Insurance Groups Raise Red Flags on Ride-Sharing Services
Despite the popularity of services such as Uber and Lyft, the insurance industry says the companies are putting drivers and passengers at risk by not providing adequate coverage. A Senate bill in California could change that.
Uber and Lyft are hugely popular in cities and have gone a long way to make it easier to get from Point A to Point B.
But according to the insurance industry, the ride-sharing giants are missing steps along the way that could lead to serious problems for both drivers and passengers in the case of an accident. More details:
A complex web of coverage: As Fast Company notes, insurance coverage for drivers using their personal vehicles to ferry passengers for one of these services (classified as “transportation network companies” by law) varies significantly based on the type of vehicle and how it is being used at a given moment. Uber’s high-priced black cars, for example, have commercial insurance because they’re treated as limousines by law. But the company’s UberX business, which, like Lyft, has drivers use their personal cars, has different types of insurance depending on whether the car is being used for personal purposes (covered by the driver’s own insurance), the driver is hunting for fares (a combination of personal insurance and a contingent liability that covers up to $50,000 per person injured and $100,000 per accident in cases of bodily injury), or the driver is traveling with a passenger (up to $1 million in excess liability coverage, plus up to $50,000 in contingent collision coverage). The two companies expanded their insurance offerings earlier this year after a high-profile accident, but the insurance they’re providing is “nonprimary,” meaning the personal insurance is the preferred form in the case of an accident.
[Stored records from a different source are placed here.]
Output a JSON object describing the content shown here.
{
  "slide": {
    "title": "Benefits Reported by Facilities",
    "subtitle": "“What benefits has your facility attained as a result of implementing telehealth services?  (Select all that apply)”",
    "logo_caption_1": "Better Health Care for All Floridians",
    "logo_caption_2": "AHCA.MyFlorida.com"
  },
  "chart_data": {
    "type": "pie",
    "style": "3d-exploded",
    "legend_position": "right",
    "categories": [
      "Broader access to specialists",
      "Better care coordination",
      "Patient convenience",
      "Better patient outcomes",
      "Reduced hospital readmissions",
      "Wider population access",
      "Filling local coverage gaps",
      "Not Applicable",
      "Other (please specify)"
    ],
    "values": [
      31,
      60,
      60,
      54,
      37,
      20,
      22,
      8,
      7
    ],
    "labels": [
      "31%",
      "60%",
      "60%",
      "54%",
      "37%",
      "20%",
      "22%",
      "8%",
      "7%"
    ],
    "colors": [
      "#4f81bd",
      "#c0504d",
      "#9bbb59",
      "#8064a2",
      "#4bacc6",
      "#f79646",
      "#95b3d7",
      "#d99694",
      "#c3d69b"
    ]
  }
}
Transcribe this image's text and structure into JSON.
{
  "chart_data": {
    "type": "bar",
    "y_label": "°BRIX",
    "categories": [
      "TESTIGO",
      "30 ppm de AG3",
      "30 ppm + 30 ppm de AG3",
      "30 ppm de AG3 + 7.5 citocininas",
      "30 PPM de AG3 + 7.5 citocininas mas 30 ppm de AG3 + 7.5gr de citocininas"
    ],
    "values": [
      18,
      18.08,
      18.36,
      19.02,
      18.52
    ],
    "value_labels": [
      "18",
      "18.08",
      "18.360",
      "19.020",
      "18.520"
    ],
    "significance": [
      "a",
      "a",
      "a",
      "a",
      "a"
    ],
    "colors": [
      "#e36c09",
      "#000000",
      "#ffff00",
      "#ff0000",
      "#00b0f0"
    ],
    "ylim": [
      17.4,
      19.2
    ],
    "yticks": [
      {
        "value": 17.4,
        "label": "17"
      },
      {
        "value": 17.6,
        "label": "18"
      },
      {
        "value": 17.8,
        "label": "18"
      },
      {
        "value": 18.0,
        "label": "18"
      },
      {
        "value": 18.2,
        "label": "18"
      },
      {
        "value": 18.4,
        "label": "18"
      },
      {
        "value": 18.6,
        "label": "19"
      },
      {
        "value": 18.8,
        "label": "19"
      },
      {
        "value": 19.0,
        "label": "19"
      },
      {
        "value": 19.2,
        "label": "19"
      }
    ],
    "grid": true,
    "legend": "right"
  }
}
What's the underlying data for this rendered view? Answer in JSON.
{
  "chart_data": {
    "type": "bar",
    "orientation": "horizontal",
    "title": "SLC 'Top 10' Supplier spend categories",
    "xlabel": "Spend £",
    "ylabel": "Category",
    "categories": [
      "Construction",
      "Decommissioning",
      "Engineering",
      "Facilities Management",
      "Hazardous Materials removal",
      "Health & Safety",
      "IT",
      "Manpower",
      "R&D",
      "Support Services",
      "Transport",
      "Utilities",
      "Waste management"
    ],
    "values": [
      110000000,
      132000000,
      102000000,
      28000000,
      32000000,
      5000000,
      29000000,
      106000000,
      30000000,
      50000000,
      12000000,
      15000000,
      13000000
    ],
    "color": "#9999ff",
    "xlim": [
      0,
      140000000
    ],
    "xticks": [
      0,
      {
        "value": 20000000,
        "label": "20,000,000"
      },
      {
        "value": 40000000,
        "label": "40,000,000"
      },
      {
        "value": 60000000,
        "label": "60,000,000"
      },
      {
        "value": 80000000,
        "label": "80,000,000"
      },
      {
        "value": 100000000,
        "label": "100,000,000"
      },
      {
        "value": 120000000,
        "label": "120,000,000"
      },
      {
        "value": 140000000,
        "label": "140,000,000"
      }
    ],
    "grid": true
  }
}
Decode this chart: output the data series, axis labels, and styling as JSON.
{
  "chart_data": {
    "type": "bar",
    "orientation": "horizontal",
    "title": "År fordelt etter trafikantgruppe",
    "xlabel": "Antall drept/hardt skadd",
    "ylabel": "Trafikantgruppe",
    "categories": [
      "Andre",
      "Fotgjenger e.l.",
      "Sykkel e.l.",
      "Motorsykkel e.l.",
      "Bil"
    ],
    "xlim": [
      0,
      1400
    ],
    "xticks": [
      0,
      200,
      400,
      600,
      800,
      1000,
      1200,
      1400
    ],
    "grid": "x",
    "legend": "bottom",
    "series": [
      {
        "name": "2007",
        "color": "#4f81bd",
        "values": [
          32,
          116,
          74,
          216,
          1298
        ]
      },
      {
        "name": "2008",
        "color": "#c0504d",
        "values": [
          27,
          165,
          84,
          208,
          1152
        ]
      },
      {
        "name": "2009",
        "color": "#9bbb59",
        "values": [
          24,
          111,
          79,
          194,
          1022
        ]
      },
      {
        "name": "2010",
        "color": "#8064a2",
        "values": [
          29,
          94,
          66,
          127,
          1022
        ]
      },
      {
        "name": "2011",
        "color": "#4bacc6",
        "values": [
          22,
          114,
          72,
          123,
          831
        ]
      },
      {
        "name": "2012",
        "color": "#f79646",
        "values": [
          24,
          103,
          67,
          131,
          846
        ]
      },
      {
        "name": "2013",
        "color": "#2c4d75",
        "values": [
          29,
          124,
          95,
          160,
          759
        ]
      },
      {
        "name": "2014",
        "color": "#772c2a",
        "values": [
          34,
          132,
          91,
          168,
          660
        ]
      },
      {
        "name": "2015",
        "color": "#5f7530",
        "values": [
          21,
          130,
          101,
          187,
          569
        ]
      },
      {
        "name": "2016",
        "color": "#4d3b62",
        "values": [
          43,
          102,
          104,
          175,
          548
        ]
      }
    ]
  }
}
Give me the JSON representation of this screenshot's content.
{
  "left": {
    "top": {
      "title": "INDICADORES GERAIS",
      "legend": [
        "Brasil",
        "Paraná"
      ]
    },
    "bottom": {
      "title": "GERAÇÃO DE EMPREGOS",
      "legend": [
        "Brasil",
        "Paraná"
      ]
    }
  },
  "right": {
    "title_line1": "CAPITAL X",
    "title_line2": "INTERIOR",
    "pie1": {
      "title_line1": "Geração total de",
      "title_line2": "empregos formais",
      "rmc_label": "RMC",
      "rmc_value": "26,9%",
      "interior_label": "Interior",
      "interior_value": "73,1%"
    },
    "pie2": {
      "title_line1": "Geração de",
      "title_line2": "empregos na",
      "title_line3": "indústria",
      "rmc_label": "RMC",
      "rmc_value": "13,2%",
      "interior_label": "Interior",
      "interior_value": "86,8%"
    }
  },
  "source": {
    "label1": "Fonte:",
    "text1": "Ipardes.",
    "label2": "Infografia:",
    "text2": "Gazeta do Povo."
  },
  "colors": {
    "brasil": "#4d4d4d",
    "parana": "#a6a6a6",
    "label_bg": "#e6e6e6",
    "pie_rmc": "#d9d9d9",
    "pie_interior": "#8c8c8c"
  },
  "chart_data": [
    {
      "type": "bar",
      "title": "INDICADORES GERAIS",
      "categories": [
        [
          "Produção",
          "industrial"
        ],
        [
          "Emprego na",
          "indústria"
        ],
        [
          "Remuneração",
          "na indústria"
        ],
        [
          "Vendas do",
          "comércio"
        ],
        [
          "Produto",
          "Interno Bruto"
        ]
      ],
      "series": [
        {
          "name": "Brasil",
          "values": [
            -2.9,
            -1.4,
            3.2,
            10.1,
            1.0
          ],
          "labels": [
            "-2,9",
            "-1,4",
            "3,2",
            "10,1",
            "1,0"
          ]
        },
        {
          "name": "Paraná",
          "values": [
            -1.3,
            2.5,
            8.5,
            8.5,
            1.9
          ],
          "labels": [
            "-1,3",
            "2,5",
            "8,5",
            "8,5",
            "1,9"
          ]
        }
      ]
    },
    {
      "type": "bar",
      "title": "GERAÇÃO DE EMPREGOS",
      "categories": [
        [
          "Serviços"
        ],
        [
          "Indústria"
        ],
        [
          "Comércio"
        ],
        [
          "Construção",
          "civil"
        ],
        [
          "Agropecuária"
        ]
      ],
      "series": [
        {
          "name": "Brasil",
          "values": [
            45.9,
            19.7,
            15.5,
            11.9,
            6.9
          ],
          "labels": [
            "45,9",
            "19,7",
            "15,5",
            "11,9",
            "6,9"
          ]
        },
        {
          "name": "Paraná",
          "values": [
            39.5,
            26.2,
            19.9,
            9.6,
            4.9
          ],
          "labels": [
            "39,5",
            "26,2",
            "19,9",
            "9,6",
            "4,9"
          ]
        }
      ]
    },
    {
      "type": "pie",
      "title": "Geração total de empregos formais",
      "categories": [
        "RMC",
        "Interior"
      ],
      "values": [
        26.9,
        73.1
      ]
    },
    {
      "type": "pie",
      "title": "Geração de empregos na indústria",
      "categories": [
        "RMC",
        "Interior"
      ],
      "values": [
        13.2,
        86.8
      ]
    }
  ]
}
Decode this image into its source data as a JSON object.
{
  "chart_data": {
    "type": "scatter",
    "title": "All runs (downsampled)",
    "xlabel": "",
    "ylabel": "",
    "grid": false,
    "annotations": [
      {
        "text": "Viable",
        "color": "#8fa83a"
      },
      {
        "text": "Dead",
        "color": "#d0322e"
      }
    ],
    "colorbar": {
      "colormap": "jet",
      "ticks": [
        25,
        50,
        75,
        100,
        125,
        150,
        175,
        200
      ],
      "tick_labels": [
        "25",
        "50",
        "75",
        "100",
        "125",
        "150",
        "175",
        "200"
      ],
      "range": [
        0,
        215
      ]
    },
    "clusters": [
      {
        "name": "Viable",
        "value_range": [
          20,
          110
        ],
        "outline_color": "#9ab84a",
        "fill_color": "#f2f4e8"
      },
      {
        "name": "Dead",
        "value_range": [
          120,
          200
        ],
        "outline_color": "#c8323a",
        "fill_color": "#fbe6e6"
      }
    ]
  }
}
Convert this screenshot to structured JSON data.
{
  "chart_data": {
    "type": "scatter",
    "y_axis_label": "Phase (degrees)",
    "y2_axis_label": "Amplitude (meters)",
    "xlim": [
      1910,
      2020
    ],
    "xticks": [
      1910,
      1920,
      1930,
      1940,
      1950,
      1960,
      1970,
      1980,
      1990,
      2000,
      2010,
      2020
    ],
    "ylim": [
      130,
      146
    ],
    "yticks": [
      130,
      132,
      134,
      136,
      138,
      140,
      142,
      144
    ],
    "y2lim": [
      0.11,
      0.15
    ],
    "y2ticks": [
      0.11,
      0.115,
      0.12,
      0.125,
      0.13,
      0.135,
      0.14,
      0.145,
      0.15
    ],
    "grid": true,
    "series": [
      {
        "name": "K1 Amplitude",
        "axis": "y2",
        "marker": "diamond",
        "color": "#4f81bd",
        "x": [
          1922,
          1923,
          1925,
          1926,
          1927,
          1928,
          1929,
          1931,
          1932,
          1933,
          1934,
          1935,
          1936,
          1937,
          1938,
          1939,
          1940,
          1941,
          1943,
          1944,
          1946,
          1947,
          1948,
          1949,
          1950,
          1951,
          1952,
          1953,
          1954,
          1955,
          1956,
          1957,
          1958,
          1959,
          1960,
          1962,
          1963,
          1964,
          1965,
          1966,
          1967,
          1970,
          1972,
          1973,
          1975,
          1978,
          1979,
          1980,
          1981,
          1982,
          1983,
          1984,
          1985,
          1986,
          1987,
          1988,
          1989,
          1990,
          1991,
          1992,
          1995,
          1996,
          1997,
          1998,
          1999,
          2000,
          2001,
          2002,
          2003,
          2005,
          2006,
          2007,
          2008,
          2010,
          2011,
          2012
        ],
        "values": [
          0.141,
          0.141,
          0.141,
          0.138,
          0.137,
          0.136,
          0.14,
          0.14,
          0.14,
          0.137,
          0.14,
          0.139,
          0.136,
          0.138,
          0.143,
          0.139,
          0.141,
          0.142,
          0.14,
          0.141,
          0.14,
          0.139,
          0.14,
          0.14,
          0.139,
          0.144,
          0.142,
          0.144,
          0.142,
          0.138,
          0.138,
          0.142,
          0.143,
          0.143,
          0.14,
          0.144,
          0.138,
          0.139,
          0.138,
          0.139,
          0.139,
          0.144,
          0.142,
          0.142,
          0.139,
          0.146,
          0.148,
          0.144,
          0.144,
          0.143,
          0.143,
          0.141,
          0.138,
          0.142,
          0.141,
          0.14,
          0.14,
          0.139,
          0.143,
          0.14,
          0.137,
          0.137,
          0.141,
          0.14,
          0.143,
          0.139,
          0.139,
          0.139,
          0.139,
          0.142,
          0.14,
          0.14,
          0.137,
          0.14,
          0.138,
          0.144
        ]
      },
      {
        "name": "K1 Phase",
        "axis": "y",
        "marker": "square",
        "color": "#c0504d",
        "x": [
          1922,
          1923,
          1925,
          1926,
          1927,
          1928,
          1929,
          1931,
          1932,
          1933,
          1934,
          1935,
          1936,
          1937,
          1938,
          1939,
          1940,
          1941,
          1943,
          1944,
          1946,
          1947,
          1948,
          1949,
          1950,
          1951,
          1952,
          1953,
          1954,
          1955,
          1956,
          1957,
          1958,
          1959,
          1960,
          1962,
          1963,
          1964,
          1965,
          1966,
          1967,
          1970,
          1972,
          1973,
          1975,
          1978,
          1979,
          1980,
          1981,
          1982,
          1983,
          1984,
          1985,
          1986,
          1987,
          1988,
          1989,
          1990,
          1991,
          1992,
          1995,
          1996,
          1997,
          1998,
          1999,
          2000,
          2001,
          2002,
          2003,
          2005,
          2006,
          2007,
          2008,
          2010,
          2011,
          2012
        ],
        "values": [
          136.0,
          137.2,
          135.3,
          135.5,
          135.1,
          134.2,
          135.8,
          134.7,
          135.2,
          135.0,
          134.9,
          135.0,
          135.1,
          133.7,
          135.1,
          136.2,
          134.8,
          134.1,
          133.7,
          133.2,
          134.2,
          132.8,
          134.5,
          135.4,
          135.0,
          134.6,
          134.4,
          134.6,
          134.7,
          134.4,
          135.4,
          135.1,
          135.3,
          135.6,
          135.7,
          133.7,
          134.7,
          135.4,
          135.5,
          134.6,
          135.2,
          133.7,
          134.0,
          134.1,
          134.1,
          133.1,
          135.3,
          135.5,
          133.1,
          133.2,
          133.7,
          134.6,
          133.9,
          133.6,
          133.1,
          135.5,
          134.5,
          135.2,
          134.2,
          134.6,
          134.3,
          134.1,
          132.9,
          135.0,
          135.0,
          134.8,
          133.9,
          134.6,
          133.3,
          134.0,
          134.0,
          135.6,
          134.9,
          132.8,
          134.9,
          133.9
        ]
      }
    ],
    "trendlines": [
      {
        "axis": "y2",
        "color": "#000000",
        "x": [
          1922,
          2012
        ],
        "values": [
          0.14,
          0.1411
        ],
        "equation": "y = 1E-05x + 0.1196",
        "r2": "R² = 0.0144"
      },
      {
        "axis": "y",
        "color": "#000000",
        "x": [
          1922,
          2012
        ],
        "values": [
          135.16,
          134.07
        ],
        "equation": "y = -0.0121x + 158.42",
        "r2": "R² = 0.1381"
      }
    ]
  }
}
Where insurance associations stand: Uber and Lyft drivers with the wrong insurance coverage are endangering both themselves and their passengers, industry groups say. In comments to the Buffalo City Council last week [PDF], Kristina Baldwin of the Property Casualty Insurers Association of America noted that personal auto insurance generally doesn’t cover taxi-style ride service and argued that drivers should have a more comprehensive form of insurance “that is primary and ideally applies on a 24/7 basis.” Baldwin described the current tiered system of insurance as “a source of confusion for drivers and passengers,” who are either mistaken about what their personal insurance policy covers or “are simply hoping for the best.” She added, “This confusion is likely to result in costly coverage disputes and delayed compensation to accident victims.”
A showdown in California: A bill in the California Legislature would restructure insurance requirements for transportation network companies. Assembly Bill 2293 would require drivers to carry $1 million worth of insurance coverage at all times. (A second measure, Assembly Bill 612, would require drivers to undergo drug and alcohol tests, background checks, and fingerprinting.) Uber and Lyft oppose the bills, but groups representing the insurance and taxi industries back them, saying the measures would limit risks and improve safety.
In comments to Fast Company, Lyft spokeswoman Paige Thelen said the two bills had changed significantly from their initial versions and there is “no clear consensus” on the insurance issue.
Still, she emphasized that there was room for compromise. “We are continuing to work with legislators to ensure that consumers, drivers, and passengers have the ability to access safe rides from the Lyft community,” she said.